A settant’anni dalla strage di Portella della Ginestra si aprono, almeno parzialmente, gli archivi italiani, inglesi e statunitensi sui sette anni che cambiarono la storia del nostro Paese. I sette anni “ufficiali” di attività del bandito Giuliano, dal 1943 al 1950, anno della sua morte. Quello che emerge dalla lettura dei documenti resi pubblici e dalla ricerca di altre testimonianze finora inedite, smentisce gran parte delle verità ufficiali. Dai retroscena dello sbarco in Sicilia degli Alleati nel 1943 all’arruolamento nei servizi e nella nascente Gladio di una folla di fascisti della Decima Mas e non solo, mafiosi siciliani e italo americani, spie, una folla di uomini dello Stato con i loro patti innominabili, contrabbandieri internazionali, politici, funzionari, ufficiali tedeschi, avventurieri in cerca di guadagni. Smentisce, soprattutto, la genesi della strage che diede il via alla sanguinosa catena di eventi che ancor oggi conosciamo come “strategia della tensione”: la strage di Portella della Ginestra del primo maggio 1947.

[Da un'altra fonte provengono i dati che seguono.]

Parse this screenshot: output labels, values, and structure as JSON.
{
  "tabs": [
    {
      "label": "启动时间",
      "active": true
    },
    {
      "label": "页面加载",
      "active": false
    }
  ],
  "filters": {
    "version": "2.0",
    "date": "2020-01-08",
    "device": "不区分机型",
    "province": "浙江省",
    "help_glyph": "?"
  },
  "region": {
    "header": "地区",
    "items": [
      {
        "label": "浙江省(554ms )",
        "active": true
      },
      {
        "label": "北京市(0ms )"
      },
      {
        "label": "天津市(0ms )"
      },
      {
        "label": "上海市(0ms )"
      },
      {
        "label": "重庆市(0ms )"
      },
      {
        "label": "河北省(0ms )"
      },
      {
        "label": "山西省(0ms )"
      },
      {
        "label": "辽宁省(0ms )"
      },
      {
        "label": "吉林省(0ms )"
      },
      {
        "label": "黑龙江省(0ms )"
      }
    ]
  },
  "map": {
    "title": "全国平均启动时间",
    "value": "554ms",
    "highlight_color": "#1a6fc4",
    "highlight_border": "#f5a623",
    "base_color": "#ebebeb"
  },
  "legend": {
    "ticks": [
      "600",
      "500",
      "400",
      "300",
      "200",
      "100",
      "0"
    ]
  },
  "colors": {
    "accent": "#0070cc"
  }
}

«C’è un punto di origine, comunque, che non ho mai capito e forse indagato a monte di tante scelte politiche e personali – scrive Orsatti nel capitolo di introduzione – Una sensazione di essere figli, vittime e complici di un occulto peccato originale. Qualcosa di non scritto e di non detto, di nascosto o camuffato ad arte. Che ha segnato la vita di tutti noi. Il senso di essere stati manipolati,come se la storia che conosciamo, la storia di questo popolo e di questo Stato, fosse del tutto falsa, compromessa, inquinata». E il punto di origine è quella strage in un giorno di festa all’alba della Repubblica Italiana.

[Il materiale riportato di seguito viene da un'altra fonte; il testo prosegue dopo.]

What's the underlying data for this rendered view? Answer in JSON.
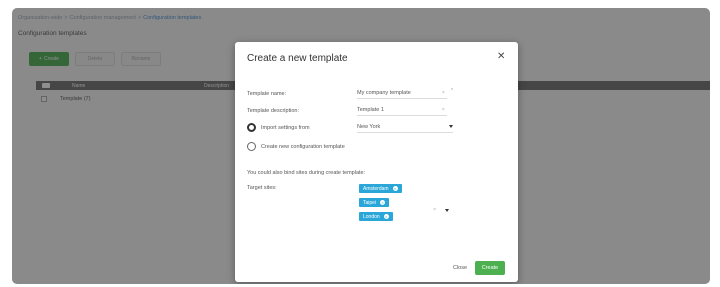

Giuliano è figura simbolica e centrale, è protagonista, è corpo. Ma è uno strumento. Strumento della Guerra Fredda, di un esperimento che, come diranno poi fonti dell’intelligence occidentale, verrà riproposto in altri luoghi nei decenni successivi: dall’Algeria al Medio Oriente, dal Cile e dall’America Latina al Sud Est asiatico. L’Italia, e la sua fragile e ricattabile Repubblica, trasformata in laboratorio, dove fascisti, mafiosi, spie, criminali internazionali, politici ambiziosi, imprenditori privi di scrupoli, servitori dello Stato infedeli e ambienti vicini al Vaticano si muovono nell’ombra per dare vita a una messinscena che ha condizionato la vita e la storia degli italiani.
Il libro “Il bandito della Guerra fredda” non solo si concentra sulla figura di Salvatore Giuliano, ma analizza attraverso la lettura di documenti provenienti dagli archivi sia dei servizi Usa che da quelli inglesi, archivi italiani – sia pubblici che privati -, pubblicistica e testimonianze dell’epoca, atti di inchiesta e giudiziari, il periodo storico che intercorre dallo sbarco angloamericano del luglio ’43 e si conclude con la morte di Giuliano nel ’50. E giunge a una serie di ipotesi…
PIETRO ORSATTI
Nato a Ferrara nel 1963, è cresciuto e ha trascorso gran parte della sua vita a Roma. Ha lavorato e collaborato con numerose testate giornalistiche fra cui «il manifesto»,«Diario»,«Liberazione», «Left/Avvenimenti», «Nuova Ecologia», «Terra», Radio Popolare, Rai, Arcoiris, ag Dire, «Micro Mega», «Antimafia Duemila» e «I Siciliani/giovani». Fra i primi in Italia a puntare sull’informazione aperta sul web e sul giornalismo partecipativo, ha realizzato e diretto più di venti documentari e ha scritto per il teatro e per progetti audiovisivi. Ha pubblicato A schiena dritta (2009), L’Italia cantata dal basso (2011), Segreto di Stato (2012), Grande Raccordo Criminale (con Floriana Bulfon, Imprimatur 2014), Roma brucia (Imprimatur 2015) e alcuni ebook (Roma, L’Era Alemanna, Il Lampo verde, Utopia Brasil).